Осадки бактериофагов, полученные в примерах 2 и 4, были высушены в сушильном шкафу при температуре 105°С. Результат представлен в таблице 6.

Препараты бактериофагов, полученные осаждением с помощью ПЭГ, содержат примеси полиэтиленгликоля и составляют около половины массы препарата. Такой вывод можно сделать, сравнивая массу препаратов фагов, полученных осаждением ПЭГ и изоэлектрическим осаждением и имеющих одинаковое количество жизнеспособных частиц.

Из вышеприведенных результатов (примеры 1-9) следует, что разработан новый способ очистки бактериофагов, обеспечивающий достижение заявляемого технического результата, который заключается в упрощении способа очистки бактериофага, особенно малых его количеств, и обеспечение более высокого уровня стерильности и чистоты бактериофага.

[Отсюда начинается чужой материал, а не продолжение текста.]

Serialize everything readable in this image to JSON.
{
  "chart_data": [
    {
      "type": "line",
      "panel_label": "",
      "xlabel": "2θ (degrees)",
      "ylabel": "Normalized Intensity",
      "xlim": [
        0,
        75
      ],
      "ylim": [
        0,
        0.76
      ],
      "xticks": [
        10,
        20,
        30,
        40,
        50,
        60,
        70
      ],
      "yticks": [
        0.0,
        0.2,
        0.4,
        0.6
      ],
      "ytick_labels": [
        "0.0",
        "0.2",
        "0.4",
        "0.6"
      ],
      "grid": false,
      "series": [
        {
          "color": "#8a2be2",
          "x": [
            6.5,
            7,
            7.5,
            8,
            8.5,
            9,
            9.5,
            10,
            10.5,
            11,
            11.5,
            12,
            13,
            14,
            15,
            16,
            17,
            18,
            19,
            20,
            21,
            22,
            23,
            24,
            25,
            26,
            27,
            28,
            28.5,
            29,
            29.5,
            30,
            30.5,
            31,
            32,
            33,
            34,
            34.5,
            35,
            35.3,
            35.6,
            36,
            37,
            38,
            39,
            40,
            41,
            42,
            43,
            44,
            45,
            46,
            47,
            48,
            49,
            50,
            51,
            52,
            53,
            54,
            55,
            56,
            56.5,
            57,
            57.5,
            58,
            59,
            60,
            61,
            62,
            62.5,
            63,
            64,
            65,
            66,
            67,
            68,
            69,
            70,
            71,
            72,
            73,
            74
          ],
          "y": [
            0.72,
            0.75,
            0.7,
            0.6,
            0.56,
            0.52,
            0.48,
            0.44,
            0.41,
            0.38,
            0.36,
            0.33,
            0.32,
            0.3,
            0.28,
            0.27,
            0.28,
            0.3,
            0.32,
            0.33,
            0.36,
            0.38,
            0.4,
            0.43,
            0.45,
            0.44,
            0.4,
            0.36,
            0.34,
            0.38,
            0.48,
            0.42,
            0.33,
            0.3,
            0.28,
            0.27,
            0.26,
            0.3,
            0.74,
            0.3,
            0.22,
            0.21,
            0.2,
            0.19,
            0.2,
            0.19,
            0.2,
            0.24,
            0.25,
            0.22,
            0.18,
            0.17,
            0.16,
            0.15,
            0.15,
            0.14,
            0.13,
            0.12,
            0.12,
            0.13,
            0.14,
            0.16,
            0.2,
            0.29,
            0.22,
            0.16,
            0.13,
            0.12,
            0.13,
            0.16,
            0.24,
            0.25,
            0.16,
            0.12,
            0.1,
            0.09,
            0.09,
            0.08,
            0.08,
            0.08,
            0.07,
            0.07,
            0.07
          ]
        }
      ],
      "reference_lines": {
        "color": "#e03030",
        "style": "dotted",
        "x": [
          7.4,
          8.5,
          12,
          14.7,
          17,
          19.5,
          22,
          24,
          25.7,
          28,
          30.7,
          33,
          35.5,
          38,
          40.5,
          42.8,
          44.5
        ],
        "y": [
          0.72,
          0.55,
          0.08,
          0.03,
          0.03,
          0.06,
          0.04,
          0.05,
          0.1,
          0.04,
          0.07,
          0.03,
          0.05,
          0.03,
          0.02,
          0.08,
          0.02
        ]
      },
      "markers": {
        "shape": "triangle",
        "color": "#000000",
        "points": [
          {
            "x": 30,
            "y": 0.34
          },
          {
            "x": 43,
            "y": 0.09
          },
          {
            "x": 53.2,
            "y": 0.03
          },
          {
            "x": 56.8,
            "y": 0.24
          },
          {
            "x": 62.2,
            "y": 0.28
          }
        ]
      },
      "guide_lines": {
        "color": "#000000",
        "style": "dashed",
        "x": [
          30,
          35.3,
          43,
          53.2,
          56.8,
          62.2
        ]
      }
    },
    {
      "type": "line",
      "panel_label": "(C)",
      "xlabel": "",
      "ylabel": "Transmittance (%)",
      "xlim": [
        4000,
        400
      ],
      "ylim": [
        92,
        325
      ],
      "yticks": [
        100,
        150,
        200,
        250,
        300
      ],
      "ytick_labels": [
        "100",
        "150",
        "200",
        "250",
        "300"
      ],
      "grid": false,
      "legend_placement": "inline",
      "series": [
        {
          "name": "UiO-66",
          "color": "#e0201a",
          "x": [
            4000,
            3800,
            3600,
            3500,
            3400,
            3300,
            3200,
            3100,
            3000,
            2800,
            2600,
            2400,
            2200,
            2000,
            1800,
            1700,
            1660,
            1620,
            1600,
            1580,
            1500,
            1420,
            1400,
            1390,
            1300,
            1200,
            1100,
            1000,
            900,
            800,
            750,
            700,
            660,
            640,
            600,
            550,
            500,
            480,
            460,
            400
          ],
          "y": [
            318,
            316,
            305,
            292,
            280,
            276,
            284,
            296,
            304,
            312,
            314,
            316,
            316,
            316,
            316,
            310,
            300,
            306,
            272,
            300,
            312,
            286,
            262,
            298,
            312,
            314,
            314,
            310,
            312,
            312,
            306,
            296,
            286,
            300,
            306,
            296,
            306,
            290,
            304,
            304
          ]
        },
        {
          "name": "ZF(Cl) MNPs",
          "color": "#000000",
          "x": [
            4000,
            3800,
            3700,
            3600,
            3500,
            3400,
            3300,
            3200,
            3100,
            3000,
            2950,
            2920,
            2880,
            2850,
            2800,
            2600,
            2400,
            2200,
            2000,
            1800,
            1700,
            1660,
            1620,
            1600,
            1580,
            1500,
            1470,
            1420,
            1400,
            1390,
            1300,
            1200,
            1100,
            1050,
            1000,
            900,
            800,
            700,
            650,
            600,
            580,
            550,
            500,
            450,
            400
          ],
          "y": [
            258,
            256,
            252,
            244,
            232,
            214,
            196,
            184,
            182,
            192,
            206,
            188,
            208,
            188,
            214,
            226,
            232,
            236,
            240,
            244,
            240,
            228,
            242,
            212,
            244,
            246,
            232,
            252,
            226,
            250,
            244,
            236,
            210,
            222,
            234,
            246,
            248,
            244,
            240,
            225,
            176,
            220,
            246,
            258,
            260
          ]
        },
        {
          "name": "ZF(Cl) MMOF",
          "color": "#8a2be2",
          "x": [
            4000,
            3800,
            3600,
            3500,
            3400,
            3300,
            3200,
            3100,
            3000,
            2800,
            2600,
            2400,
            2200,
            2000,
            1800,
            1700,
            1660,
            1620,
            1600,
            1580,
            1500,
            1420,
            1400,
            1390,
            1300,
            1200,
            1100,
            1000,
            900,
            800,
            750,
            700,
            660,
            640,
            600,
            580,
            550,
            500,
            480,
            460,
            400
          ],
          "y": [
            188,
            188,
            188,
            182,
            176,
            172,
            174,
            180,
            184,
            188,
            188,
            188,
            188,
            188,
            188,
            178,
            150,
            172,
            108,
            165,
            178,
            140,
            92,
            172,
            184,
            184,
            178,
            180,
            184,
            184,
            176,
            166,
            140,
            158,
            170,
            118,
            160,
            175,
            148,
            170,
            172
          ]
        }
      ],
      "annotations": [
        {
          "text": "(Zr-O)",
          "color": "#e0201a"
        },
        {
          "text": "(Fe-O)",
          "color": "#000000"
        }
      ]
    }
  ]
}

Источники научно-технической информации

1. Rakonjac J, Bennett NJ, Spagnuolo J, Gagic D, Russel M (2011) Filamentous bacteriophage: biology, phage display and nanotechnology applications. Mol Biol 13: 51-76

2. Chung WJ, Oh JW, Kwak K, Lee BY, Meyer J, Wang E, Hexemer A, Lee SW (2011) Biomimetic self-templating supramolecular structures. Nature 478: 364-368

3. Zimmermann K, Hagedorn H, Heuck CC, Hinrichsen M, Ludwig H (1986) The ionic properties of the filamentous bacteriophages Pf1 and fd. J Biol Chem 261: 1653-1655

4. Dong Dexian et al. A simple and rapid method to isolate purer M13 phage by isoelectric precipitation // Applied microbiology and biotechnology. - 2013. - T. 97. - №. 18. - C. 8023-8029 (прототип).

5. Monjezi R, Теу ВТ, Sieo CC, Tan WS (2010) Purification of bacteriophage M13 by anion exchange chromatography. J Chromatogr В 878: 1855-1859

6. Zakharova MY, Kozyr AV, Ignatova AN, Vinnikov IA, Shemyakin IG, Kolesnikov AV (2005) Purification of filamentous bacteriophage for phage display using size-exclusion chromatography. Biotechniques 38: 194-198

7. Reitinger S, Petriv OI, Mehr K, Hansen CL, Withers SG (2012) Purification and quantitation of bacteriophage M13 using desalting spin columns and digital PCR. J Virol Methods 185: 171-174

8. Каттер Э. Бактериофаги. Биология и практическое применение. / Э. Каттер, А. Сулаквелидзе. - М.: Научный мир, 2012. - С. 63.